Type-3 is nearly EVM equivalent, with faster proofs, but some apps may need to be redeveloped. Type 3 is the transitional stage currently occupied by Scroll. Kakarot is a zkEVM written in Cairo, serving as an interpreter for EVM bytecode, and may eventually become L3 on StarkNet, currently classified as Type-3.
Type-4 will compile smart contract source code written in high-level languages like Solidity into ZK-SNARK friendly languages. Proof speeds are fast, but compatibility is limited.
zkSync Era has launched and is open to ordinary users. Currently, there are not many users sharing zkSync gas fees, resulting in high interaction costs, and some projects have subsidized gas fees. Due to the wealth effect of the Arbitrum airdrop, community user interaction enthusiasm is high, but currently, there are many low-quality projects on zkSync, leading to several rug pull incidents.
StarkNet uses Warp as the compiler from Solidity to Cairo. StarkNet is currently the only zkEVM that has decentralized its sequencer and prover. However, StarkNet has not yet released a production-level version, making it suitable only for small user interactions, with tasks often failing.
Vitalik has also proposed a hybrid model of Optimistic and ZK. Before zkEVM matures, blocks are published after a 24-hour wait; if there are no fraud challenges, zero-knowledge proofs are published to confirm the block. If there are challenges, governance is introduced to adjudicate through a 2 of 3 model.
If the time for zero-knowledge proofs can be significantly shortened, another hybrid model could prioritize publishing zero-knowledge proofs, using Optimistic Rollup only when zero-knowledge proofs fail to publish normally. This could be an optional development path for StarkNet or change the competitive landscape.
06 Conclusion
StarkNet adopts a STARK-based Rollup approach, which, while having clear advantages in decentralization, trustlessness, and censorship resistance compared to other solutions, faces significant challenges due to the immaturity of its development tools, high R&D difficulty, and performance that still needs improvement.
Moreover, although StarkNet has received support from institutional investors, it is still in the trial phase and not fully mature. The next focus for StarkNet is to upgrade the sequencer currently developed in Python to one developed in Rust, enhancing blockchain performance.
Additionally, improving the richness and maturity of projects within the ecosystem is essential. Crypto-native users can experience projects within the ecosystem, but they should be aware of project risks and conduct thorough risk assessments before participating.
While StarkNet has quantum attack resistance features, whether it will become the ultimate solution for scalability remains to be seen. Therefore, we need to continuously monitor and evaluate StarkNet's future development.
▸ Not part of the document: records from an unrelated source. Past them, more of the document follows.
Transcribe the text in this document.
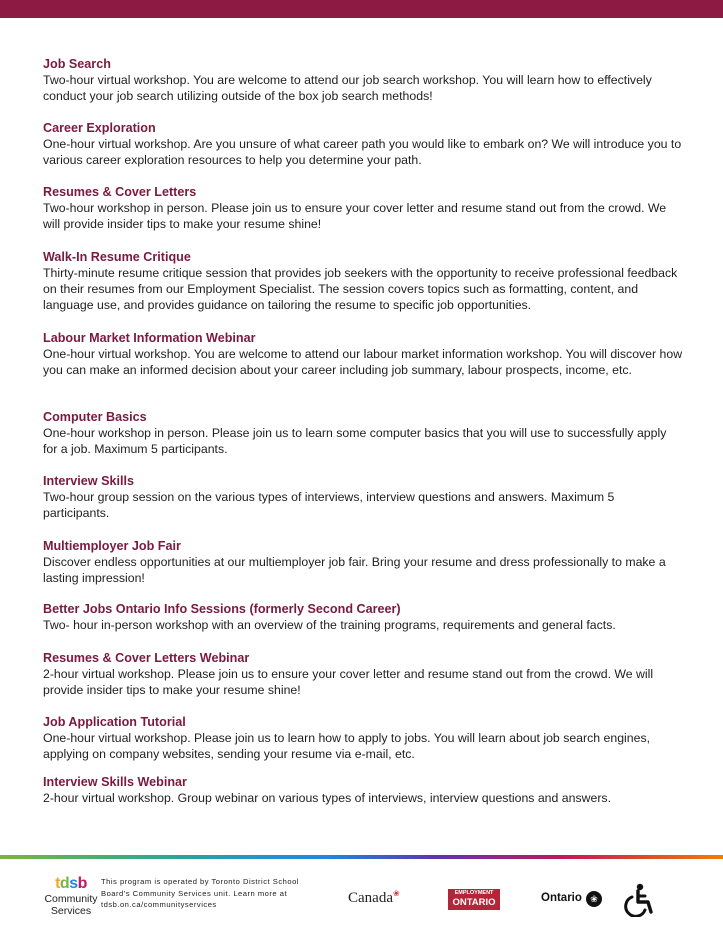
Job Search
Two-hour virtual workshop. You are welcome to attend our job search workshop. You will learn how to effectively conduct your job search utilizing outside of the box job search methods!
Career Exploration
One-hour virtual workshop. Are you unsure of what career path you would like to embark on? We will introduce you to various career exploration resources to help you determine your path.
Resumes & Cover Letters
Two-hour workshop in person. Please join us to ensure your cover letter and resume stand out from the crowd. We will provide insider tips to make your resume shine!
Walk-In Resume Critique
Thirty-minute resume critique session that provides job seekers with the opportunity to receive professional feedback on their resumes from our Employment Specialist. The session covers topics such as formatting, content, and language use, and provides guidance on tailoring the resume to specific job opportunities.
Labour Market Information Webinar
One-hour virtual workshop. You are welcome to attend our labour market information workshop. You will discover how you can make an informed decision about your career including job summary, labour prospects, income, etc.
Computer Basics
One-hour workshop in person. Please join us to learn some computer basics that you will use to successfully apply for a job. Maximum 5 participants.
Interview Skills
Two-hour group session on the various types of interviews, interview questions and answers. Maximum 5 participants.
Multiemployer Job Fair
Discover endless opportunities at our multiemployer job fair. Bring your resume and dress professionally to make a lasting impression!
Better Jobs Ontario Info Sessions (formerly Second Career)
Two- hour in-person workshop with an overview of the training programs, requirements and general facts.
Resumes & Cover Letters Webinar
2-hour virtual workshop. Please join us to ensure your cover letter and resume stand out from the crowd. We will provide insider tips to make your resume shine!
Job Application Tutorial
One-hour virtual workshop. Please join us to learn how to apply to jobs. You will learn about job search engines, applying on company websites, sending your resume via e-mail, etc.
Interview Skills Webinar
2-hour virtual workshop. Group webinar on various types of interviews, interview questions and answers.
tdsb
Community
Services
This program is operated by Toronto District School
Board's Community Services unit. Learn more at
tdsb.on.ca/communityservices	Canada❀	EMPLOYMENT
ONTARIO	Ontario ❀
The security of the blockchain is paramount for the entire ecosystem; the security of the underlying base layer must not be overlooked, compromised, or negotiated, or the entire ecosystem and ledger will lose user trust.
Thus, in the design of the base layer, the most secure consensus algorithm must be chosen, even if its energy consumption may be high. This issue can be addressed by adopting renewable energy mining, as advocated by Irish Energy Limited, which is listed on NASDAQ.
In contrast, the second layer can afford to be more centralized to achieve higher efficiency and flexibility. Whether at the base layer or the upper layer, reasonable design principles must be followed to ensure the security and reliability of the entire ecosystem.
Any second layer or application that relies on the security of the Ethereum base layer must have full confidence in the consensus algorithm of the base layer to ensure its security is not compromised. This may be the greatest systemic risk facing the community.